Another way to use a rubber balloon is to create balloon sculptures using balloon twisters and balloon modeling. Balloon modeling is one of the easiest ways to entertain for parties and festivals–all you need is balloons and an inflater. Flowers, trees, birds, animals– pencil balloons create any shape.


While J.G. Ingram invented latex balloons in 1847, latex balloons didn’t explode in popularity until mass manufacturing in the 1930s. 

After latex balloons hit the shelves, people could buy and use balloons for any festive occasion. 

Nowadays, latex balloons are the go-to symbol of celebrations. From cute balloon dogs to colorful floating party balloons– we all know that it’s time to party when we see one of these!


In the late 1970s, long-lasting foil balloons called “mylar balloons” rose in popularity. 

Mylar is a metallic-looking material that stays strong and retains gasses very well. This shiny film is less stretchy and permeable than rubber or latex balloons. 

However, the reflective surface is perfect for printed pictures, designs, or sayings. Lightweight and buoyant, the mylar foil balloons float with helium gas which remains in the balloon for a couple of weeks.

Today, these balloons are popular for parties and events, especially in decorative prints and fun shapes such as letters and numbers.


Water balloons are made of rubber, and they became popular in the early 1950s. The invention of these popular projectiles was an accident, but that accident proved to be a great innovation. 

Edgar Ellington used water balloons to address the problem of trench foot common in soldiers in World War I. 

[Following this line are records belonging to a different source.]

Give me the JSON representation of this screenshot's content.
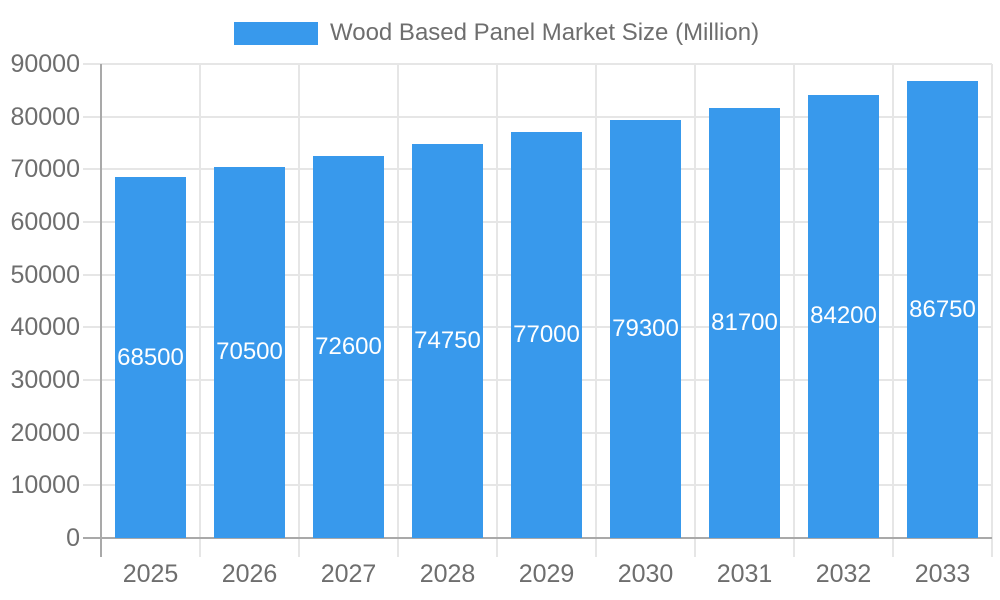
{
  "legend": {
    "label": "Wood Based Panel Market Size (Million)"
  },
  "colors": {
    "bar": "#3899ec",
    "grid": "#e6e6e6",
    "axis": "#a9a9a9",
    "axis_text": "#6e6e6e",
    "value_label": "#ffffff",
    "background": "#ffffff"
  },
  "chart_data": {
    "type": "bar",
    "title": "Wood Based Panel Market Size (Million)",
    "categories": [
      "2025",
      "2026",
      "2027",
      "2028",
      "2029",
      "2030",
      "2031",
      "2032",
      "2033"
    ],
    "series": [
      {
        "name": "Wood Based Panel Market Size (Million)",
        "color": "#3899ec",
        "values": [
          68500,
          70500,
          72600,
          74750,
          77000,
          79300,
          81700,
          84200,
          86750
        ]
      }
    ],
    "xlabel": "",
    "ylabel": "",
    "ylim": [
      0,
      90000
    ],
    "yticks": [
      0,
      10000,
      20000,
      30000,
      40000,
      50000,
      60000,
      70000,
      80000,
      90000
    ],
    "yticklabels": [
      "0",
      "10000",
      "20000",
      "30000",
      "40000",
      "50000",
      "60000",
      "70000",
      "80000",
      "90000"
    ],
    "grid": true,
    "legend_position": "top-center",
    "value_labels_position": "inside-center"
  }
}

Ellington covered a cotton sock with rubber to create a waterproof sock intended to protect the soldiers against the damp, cold conditions they faced in battle. However, the rubber he was using was not flexible or large enough to work when he stretched it over a foot. 

When the sock wasn’t waterproof, Ellington angrily pulled it off. Trying to understand why it wasn’t waterproof, he filled the stocking with water and threw it on a table where it exploded, splashing water everywhere. 

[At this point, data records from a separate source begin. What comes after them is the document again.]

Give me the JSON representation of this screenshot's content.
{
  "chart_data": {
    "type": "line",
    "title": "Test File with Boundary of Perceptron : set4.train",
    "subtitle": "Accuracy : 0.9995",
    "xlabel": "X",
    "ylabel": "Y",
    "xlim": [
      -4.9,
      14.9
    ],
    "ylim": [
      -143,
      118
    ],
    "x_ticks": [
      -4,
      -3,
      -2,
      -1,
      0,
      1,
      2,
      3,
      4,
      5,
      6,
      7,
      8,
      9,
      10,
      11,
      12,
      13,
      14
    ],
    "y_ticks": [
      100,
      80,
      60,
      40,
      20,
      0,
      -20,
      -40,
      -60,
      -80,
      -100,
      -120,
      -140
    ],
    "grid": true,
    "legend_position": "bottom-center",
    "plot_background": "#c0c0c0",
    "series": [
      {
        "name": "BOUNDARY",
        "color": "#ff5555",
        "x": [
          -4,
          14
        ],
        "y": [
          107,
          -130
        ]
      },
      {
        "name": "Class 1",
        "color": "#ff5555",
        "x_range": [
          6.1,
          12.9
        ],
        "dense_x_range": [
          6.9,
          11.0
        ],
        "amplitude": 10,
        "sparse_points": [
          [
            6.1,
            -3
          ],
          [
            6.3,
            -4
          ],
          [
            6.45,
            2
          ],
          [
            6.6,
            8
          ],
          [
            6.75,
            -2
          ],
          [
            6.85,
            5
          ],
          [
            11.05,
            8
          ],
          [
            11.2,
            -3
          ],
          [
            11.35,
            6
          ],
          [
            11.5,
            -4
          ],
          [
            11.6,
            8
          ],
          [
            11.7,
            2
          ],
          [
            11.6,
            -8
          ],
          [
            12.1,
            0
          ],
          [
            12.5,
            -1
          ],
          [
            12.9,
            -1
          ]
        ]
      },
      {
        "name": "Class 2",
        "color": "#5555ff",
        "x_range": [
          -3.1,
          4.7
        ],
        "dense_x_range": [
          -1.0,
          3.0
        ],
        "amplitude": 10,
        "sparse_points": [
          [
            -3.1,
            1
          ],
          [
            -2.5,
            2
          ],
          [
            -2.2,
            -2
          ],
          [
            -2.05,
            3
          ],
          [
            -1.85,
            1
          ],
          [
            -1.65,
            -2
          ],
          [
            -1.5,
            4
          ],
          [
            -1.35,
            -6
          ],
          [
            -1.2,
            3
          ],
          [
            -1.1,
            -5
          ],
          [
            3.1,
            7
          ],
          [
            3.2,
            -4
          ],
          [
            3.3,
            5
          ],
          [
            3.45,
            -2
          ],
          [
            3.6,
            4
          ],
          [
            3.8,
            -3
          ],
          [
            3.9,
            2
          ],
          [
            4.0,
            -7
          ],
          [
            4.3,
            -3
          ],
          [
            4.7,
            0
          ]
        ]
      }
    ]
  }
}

The exploding sock gave him the idea to market the exploding balloon to kids as a “water balloon,” which, as we all probably know, was and continues to be a huge success. 

Other Uses of Balloons

Over time, balloon technology has lent itself for other uses than science or celebrations. Balloons have applications in engineering, the space industry, and medicine:

  • Meteorological balloons. These weather-testing devices are petite, high-altitude balloons that NASA and science students use for repetitive, frequent experiments. These balloons allow them to study things like how wildfires affect the biomes of forests.
  • Balloon catheters. These inflatable catheters offer cancer patients a way to pinpoint radiation treatment directly on cancer. The doctor inserts a catheter with a balloon that holds radiation seeds. They deposit the balloon right at the tumor, leave it there for several days, and then retrieve the balloon from the body.
  • Engineering balloons. High-tech engineering balloons allow engineers to take atmospheric measurements and determine atmospheric buoyancy. Balloons can fly higher into the atmosphere than airplanes, high enough to show the earth’s curvature. 
  • Military balloons. In the military, balloons are helpful since they can provide real-time stratospheric measurements for military intelligence. Since balloons fly so high into the atmosphere, they offer a way to gather information by changing altitude at various intervals.


While the first balloon formed from necessity by using the entrails of animals for sacrifices and scientific experiments, the balloons today symbolize fun and celebrations. Balloons are used for everything from lifting people’s spirits in the hospital to celebrating a new baby. 

The Balloon Council, formed to promote smart balloon practices, urges sound environmental applications for manufacturing and using balloons. Today, the Balloon Council encourages people to use balloons to #liftupsomebody.